Monday, Aug. 17, 1936

One of Those Things

In bed at 10 o'clock one night last week Farmer George Behlmann, who lives three miles north of the St. Louis Airport, heard an airplane overhead. Said he next day:

"The motor sounded very loud and suddenly stopped. My wife said, 'That's funny. I wonder if it crashed.'... I dressed and went out. Other people whom I met said the plane had crashed. It was very foggy and I couldn't see 20 feet ahead of me ... so I went back to bed." Had he pushed on to the boundaries of his farm, George Behlmann would have come upon the scene of the third wreck of a U. S. airliner in 1936.

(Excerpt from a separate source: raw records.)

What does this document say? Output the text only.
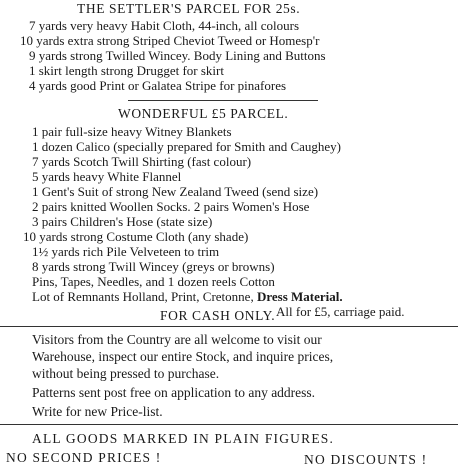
THE SETTLER'S PARCEL FOR 25s.
7 yards very heavy Habit Cloth, 44-inch, all colours
10 yards extra strong Striped Cheviot Tweed or Homesp'r
9 yards strong Twilled Wincey. Body Lining and Buttons
1 skirt length strong Drugget for skirt
4 yards good Print or Galatea Stripe for pinafores
WONDERFUL £5 PARCEL.
1 pair full-size heavy Witney Blankets
1 dozen Calico (specially prepared for Smith and Caughey)
7 yards Scotch Twill Shirting (fast colour)
5 yards heavy White Flannel
1 Gent's Suit of strong New Zealand Tweed (send size)
2 pairs knitted Woollen Socks. 2 pairs Women's Hose
3 pairs Children's Hose (state size)
10 yards strong Costume Cloth (any shade)
1½ yards rich Pile Velveteen to trim
8 yards strong Twill Wincey (greys or browns)
Pins, Tapes, Needles, and 1 dozen reels Cotton
Lot of Remnants Holland, Print, Cretonne, Dress Material.
All for £5, carriage paid.
FOR CASH ONLY.
Visitors from the Country are all welcome to visit our
Warehouse, inspect our entire Stock, and inquire prices,
without being pressed to purchase.
Patterns sent post free on application to any address.
Write for new Price-list.
ALL GOODS MARKED IN PLAIN FIGURES.
NO SECOND PRICES !	NO DISCOUNTS !
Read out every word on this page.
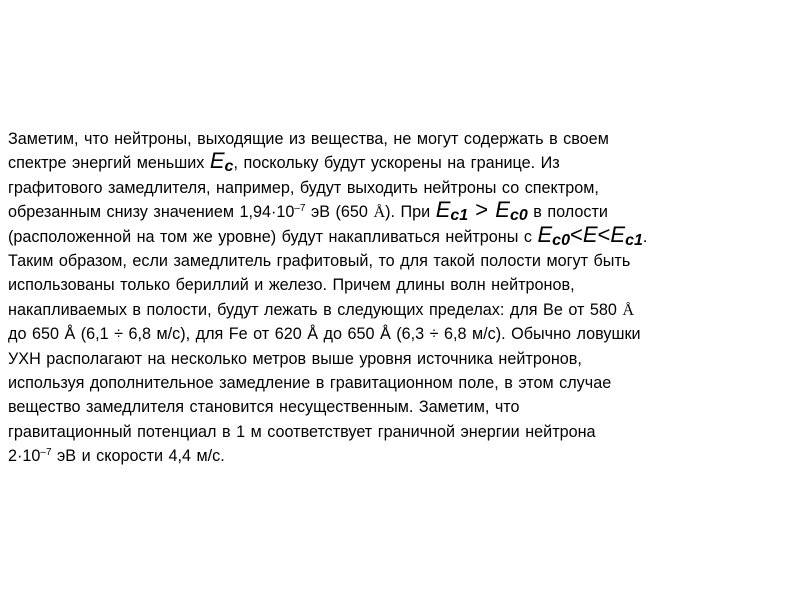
Заметим, что нейтроны, выходящие из вещества, не могут содержать в своем
спектре энергий меньших Ec, поскольку будут ускорены на границе. Из
графитового замедлителя, например, будут выходить нейтроны со спектром,
обрезанным снизу значением $1,94\cdot 10^{-7}$ эВ (650 Å). При Ec1 > Ec0 в полости
(расположенной на том же уровне) будут накапливаться нейтроны с Ec0<E<Ec1.
Таким образом, если замедлитель графитовый, то для такой полости могут быть
использованы только бериллий и железо. Причем длины волн нейтронов,
накапливаемых в полости, будут лежать в следующих пределах: для Be от 580 Å
до 650 Å (6,1 ÷ 6,8 м/с), для Fe от 620 Å до 650 Å (6,3 ÷ 6,8 м/с). Обычно ловушки
УХН располагают на несколько метров выше уровня источника нейтронов,
используя дополнительное замедление в гравитационном поле, в этом случае
вещество замедлителя становится несущественным. Заметим, что
гравитационный потенциал в 1 м соответствует граничной энергии нейтрона
$2\cdot 10^{-7}$ эВ и скорости 4,4 м/с.
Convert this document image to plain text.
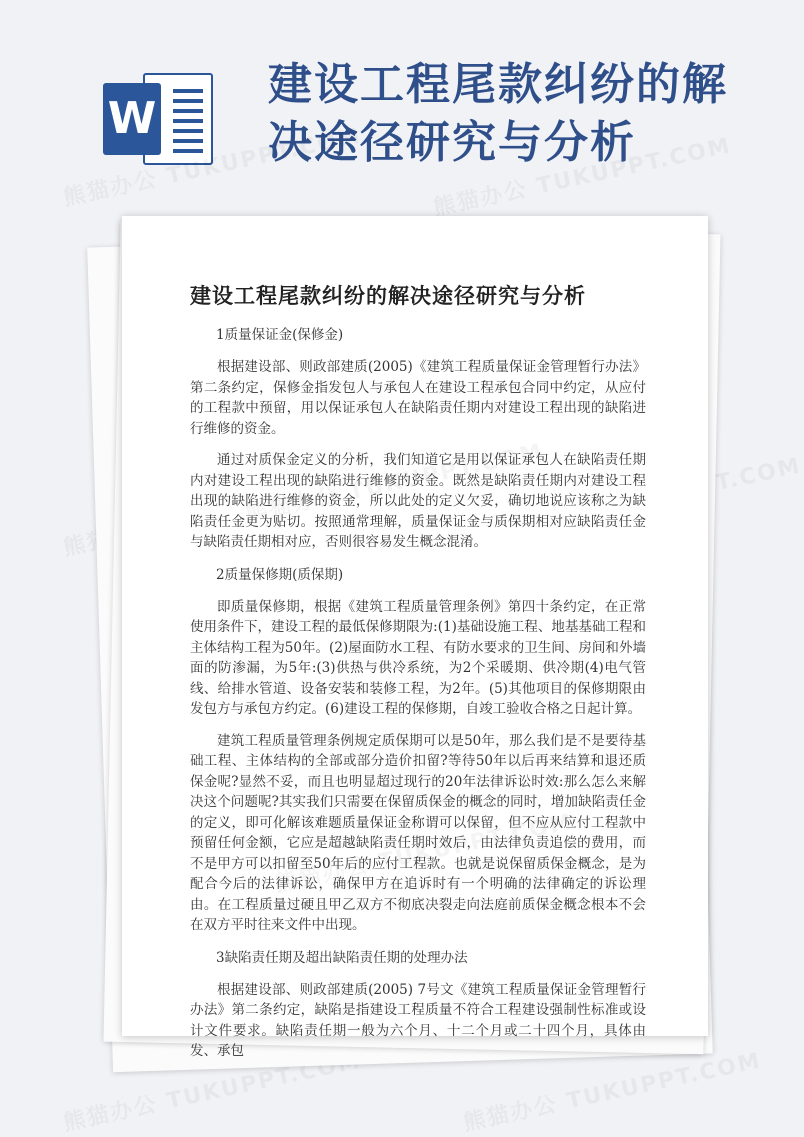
W
建设工程尾款纠纷的解决途径研究与分析
建设工程尾款纠纷的解决途径研究与分析
1质量保证金(保修金)

根据建设部、则政部建质(2005)《建筑工程质量保证金管理暂行办法》第二条约定，保修金指发包人与承包人在建设工程承包合同中约定，从应付的工程款中预留，用以保证承包人在缺陷责任期内对建设工程出现的缺陷进行维修的资金。

通过对质保金定义的分析，我们知道它是用以保证承包人在缺陷责任期内对建设工程出现的缺陷进行维修的资金。既然是缺陷责任期内对建设工程出现的缺陷进行维修的资金，所以此处的定义欠妥，确切地说应该称之为缺陷责任金更为贴切。按照通常理解，质量保证金与质保期相对应缺陷责任金与缺陷责任期相对应，否则很容易发生概念混淆。

2质量保修期(质保期)

即质量保修期，根据《建筑工程质量管理条例》第四十条约定，在正常使用条件下，建设工程的最低保修期限为:(1)基础设施工程、地基基础工程和主体结构工程为50年。(2)屋面防水工程、有防水要求的卫生间、房间和外墙面的防渗漏，为5年:(3)供热与供冷系统，为2个采暖期、供冷期(4)电气管线、给排水管道、设备安装和装修工程，为2年。(5)其他项目的保修期限由发包方与承包方约定。(6)建设工程的保修期，自竣工验收合格之日起计算。

建筑工程质量管理条例规定质保期可以是50年，那么我们是不是要待基础工程、主体结构的全部或部分造价扣留?等待50年以后再来结算和退还质保金呢?显然不妥，而且也明显超过现行的20年法律诉讼时效:那么怎么来解决这个问题呢?其实我们只需要在保留质保金的概念的同时，增加缺陷责任金的定义，即可化解该难题质量保证金称谓可以保留，但不应从应付工程款中预留任何金额，它应是超越缺陷责任期时效后，由法律负责追偿的费用，而不是甲方可以扣留至50年后的应付工程款。也就是说保留质保金概念，是为配合今后的法律诉讼，确保甲方在追诉时有一个明确的法律确定的诉讼理由。在工程质量过硬且甲乙双方不彻底决裂走向法庭前质保金概念根本不会在双方平时往来文件中出现。

3缺陷责任期及超出缺陷责任期的处理办法

根据建设部、则政部建质(2005) 7号文《建筑工程质量保证金管理暂行办法》第二条约定，缺陷是指建设工程质量不符合工程建设强制性标准或设计文件要求。缺陷责任期一般为六个月、十二个月或二十四个月，具体由发、承包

Just three months old, the twin-motored, ten-passenger Lockheed-Electra City of Memphis was on its regular run from New Orleans to Chicago, Chicago & Southern Air-Lines' sole route. At St. Louis, motors and controls were examined, found perfect. After getting a weather report which noted a 2,000-ft. ceiling at St. Louis, low-lying fog along the way and unlimited visibility at Chicago, the City of Memphis had soared off into the dark at 9:56 p. m. with a fresh pilot, a copilot, six passengers. One of the latter was Captain Vernon C. Omlie, oldtime flyer and husband of equally famed Aviator Phoebe Omlie. Six minutes after the takeoff, the airport called the plane by radio, got no answer By 10:20, when there was still no word anxious officials began querying airport; along the way.

It was three hours before the shattered City of Memphis was found. Then ground crew stumbled on an isolated clearing on the Behlmann farm, found 400-ft. swath through the corn strewn with the wreckage of the $50,000 all-metal plane. Scattered among the debris were the bodies of the eight victims, all killed instantly. The pilot's watch had stopped at 10:02 p. m.

With dawn, Air Commerce officials speedily reconstructed the accident. For some unknown reason, the pilot had apparently decided to return to the airport, banked sharply to the left at full speed when too near the ground. In the maneuver, the wingtip caught in a ditch, tripped the plane into a cartwheel. At the last instant, the pilot cut the switch, prevented fire. The retracted position of the landing gear showed that he was not attempting to land.

How to explain all these circumstances, as usual, baffled everyone. After a week of investigation by Air Commerce Director Eugene L. Vidal himself, no one had produced a better explanation than Chicago & Southern's President Carleton Putnam. Numbed by the first fatal accident in his company's three-year history, he groaned: "It was one of those things that can't happen but still did."